Por el momento, los socialistas franceses no han cometido traición. François Mitterrand, en aquel momento líder de la oposición, había terciado para decir que "no se puede tratar a España como a un acordeón". Se mantuvo después el tribuno fiel a este lema improvisado, y aunque hubo que traerlo a Madrid para que sopesara toda la gravedad del caso terrorista, no se le pueden echar en cara compromisos incumplidos.
Acertada y divertida fue la respuesta que el fallecido cineasta Luis Buñuel dio a una pregunta sobre las relaciones culturales entre Francia y España. "Es muy fácil", replicó, rápido: "los españoles saben todo, absolutamente todo, sobre la cultura francesa, y los franceses no saben nada, absolutamente nada, de la cultura española". Acertada en su época, esta boutade ya no refleja la realidad hoy día.

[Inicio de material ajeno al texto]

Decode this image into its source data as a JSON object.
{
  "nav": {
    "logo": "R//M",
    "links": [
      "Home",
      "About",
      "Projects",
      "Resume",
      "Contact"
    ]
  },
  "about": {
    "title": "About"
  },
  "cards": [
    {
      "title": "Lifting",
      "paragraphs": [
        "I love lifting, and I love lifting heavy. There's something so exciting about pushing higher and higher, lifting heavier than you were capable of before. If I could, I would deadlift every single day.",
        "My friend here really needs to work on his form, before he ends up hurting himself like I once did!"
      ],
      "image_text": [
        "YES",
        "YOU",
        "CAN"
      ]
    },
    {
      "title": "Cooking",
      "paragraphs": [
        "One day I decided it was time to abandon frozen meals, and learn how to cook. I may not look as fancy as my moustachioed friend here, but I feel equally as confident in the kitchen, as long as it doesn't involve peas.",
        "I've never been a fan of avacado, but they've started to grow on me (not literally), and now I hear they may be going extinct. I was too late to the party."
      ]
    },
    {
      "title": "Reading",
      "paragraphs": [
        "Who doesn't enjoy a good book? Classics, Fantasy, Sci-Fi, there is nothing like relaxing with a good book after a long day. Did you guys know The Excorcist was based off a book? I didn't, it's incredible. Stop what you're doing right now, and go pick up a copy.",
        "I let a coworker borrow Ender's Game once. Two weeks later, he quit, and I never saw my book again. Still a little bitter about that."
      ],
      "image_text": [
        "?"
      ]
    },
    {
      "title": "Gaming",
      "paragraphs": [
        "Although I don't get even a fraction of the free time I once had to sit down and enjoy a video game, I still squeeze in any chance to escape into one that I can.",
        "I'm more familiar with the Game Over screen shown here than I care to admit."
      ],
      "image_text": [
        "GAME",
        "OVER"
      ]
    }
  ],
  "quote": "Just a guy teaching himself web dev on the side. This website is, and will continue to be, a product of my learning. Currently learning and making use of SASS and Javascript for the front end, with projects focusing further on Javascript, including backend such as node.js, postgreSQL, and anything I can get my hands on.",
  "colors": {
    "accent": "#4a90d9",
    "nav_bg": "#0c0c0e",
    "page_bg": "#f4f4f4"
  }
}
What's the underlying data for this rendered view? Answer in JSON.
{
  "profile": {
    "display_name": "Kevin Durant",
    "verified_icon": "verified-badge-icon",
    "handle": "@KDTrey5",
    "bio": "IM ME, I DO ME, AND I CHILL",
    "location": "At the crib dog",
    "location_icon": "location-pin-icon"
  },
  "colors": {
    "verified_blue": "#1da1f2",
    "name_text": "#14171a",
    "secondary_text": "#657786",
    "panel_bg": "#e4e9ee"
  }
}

De la misma manera que, ya sea el paso del tiempo, ya sea la decadencia de la cultura francesa, ya sea nuestra mayoría de edad, nos ha curado del síndrome francés en lo cultural, circunstancias parecidas y otras deben sanarnos del mismo síndrome en. lo político. Que los franceses hagan un mayor esfuerzo de atención y que los españoles lo hagan de contención, pero sus relaciones tienen que salir de la dinámica de la sierra, de desenvolverse sólo a base de altibajos y sobresaltos, para hacerse adultas.
Es insuficiente la postura francesa en cuanto a control del terrorismo vasco y en cuanto a libre circulación de camiones y trenes. Es inadmisible que la Armada francesa dispare a pesqueros españoles. Pero es mejor hacerlo saber desde la serenidad que desde la algarabía.
Ramón Luis Acuña es periodista; fue delegado de la agencia Efe en París desde 1978 a 1983.